Thursday, April 13, 2023

Millers Ferry Lock & Dam began with 17 sticks of dynamite in April 1963

Millers Ferry Lock & Dam in Wilcox County, Alabama.
This coming Monday – April 17 – will mark 60 years since the ground-breaking ceremonies in 1963 for the Millers Ferry Lock & Dam.

Located on the Alabama River, northwest of Camden, this lock and hydroelectric dam was built by the U.S. Army Corps of Engineers. Construction began after the April 17, 1963 ground breaking and was finished in 1974. The Millers Ferry Powerhouse began operations in 1970 and was upgraded in 1996.

The ground-breaking ceremony for the project was a banner day in Wilcox County history. Speakers at the event included Gov. George Wallace, Senator Lister Hill and Powell Pierpoint, who was the general counsel for the Department of the Army. About 3,000 people were on hand for the event and listened as Wallace told the crowd that “the dream of seeing industrial and farm products flow from the Coosa-Alabama Rivers is a bright and promising future.”

Other prominent officials taking part in the event included former Senator Miller Bonner; Robert F. Henry, president of the Coosa-Alabama River Association; Col. Daniel A. Raymond, the Mobile District Engineer with the Corps of Engineers; George Cleere, Executive Vice-President of the River Improvement Association; and a Congressional delegation that included Carl Elliott, John Davis, Armistead I. Selden Jr., Albert Rains and George Grant.
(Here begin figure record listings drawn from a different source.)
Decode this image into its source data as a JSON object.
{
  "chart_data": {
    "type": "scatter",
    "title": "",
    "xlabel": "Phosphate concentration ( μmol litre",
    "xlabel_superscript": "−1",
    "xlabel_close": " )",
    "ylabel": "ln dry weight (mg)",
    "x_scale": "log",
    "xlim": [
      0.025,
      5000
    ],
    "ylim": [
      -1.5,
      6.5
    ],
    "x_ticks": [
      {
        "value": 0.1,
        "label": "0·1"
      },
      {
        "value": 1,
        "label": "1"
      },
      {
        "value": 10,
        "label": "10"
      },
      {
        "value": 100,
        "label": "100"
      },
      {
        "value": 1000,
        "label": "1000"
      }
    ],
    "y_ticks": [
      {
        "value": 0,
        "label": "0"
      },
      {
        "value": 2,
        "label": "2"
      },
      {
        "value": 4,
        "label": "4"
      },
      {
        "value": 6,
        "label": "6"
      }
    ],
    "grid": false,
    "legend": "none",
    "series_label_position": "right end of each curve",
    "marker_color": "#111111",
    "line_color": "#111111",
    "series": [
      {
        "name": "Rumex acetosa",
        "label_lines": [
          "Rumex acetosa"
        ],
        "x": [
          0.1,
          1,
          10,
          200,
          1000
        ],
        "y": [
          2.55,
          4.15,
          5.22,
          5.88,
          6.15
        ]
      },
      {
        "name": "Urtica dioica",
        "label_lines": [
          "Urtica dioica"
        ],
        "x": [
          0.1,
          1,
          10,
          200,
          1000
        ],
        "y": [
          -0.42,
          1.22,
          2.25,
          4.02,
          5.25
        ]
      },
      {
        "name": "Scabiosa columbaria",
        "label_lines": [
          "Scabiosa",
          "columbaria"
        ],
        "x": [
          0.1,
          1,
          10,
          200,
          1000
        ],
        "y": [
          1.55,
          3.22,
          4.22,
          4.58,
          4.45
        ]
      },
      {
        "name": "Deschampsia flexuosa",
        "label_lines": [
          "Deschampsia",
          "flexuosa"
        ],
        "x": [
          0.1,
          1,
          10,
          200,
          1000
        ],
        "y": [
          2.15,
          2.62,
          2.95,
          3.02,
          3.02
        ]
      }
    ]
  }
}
Once all the speeches over, Col. Raymond pushed a lever that detonated 17 sticks of dynamite. The remaining crater officially marked the site for the lock and dam. Newspaper accounts noted that this explosion marked the start of one of two or three of the greatest projects ever launched in the United States for the development of natural resources and was predicted to help move more than two million tons of commerce on rivers through Alabama.

Following the ground-breaking explosion, the crowd of 3,000 enjoyed what had to have been one of the largest meals ever served in Wilcox County. Wilcox County Agent Frank Barnett, Cecil Gaston, Connel Dean, Pete Jones, Percy Gates and a Mr. Couch were responsible for preparing a “huge barbecue.” This big meal included 198 hams and shoulders, weighing about 2,200 pounds. They also went through 500 pounds of chickens, 250 pounds of pork and 150 pounds of beef to make Brunswick stew for the event.

April 17 fell on a Wednesday, but cooking for the event began on the previous Tuesday afternoon and went on all night with local jail inmates assisting with the cooking. During the meal, a large number of women from all over the county assisted in 20 different serving lines at one time. Newspaper accounts said that the entire crowd of 3,000 was served in less than an hour.

In the end, the construction of the lock and dam had a big impact on Wilcox County. Not only does it generate electricity, the dam also created the William “Bill” Dannelly Reservoir, which covers 27 square miles and features about 500 miles of shoreline. Most readers today probably don’t remember how the Millers Ferry area looked prior to the dam’s construction, but there are probably still a few people who were present at the historic ground breaking 60 years ago on April 17, 1963.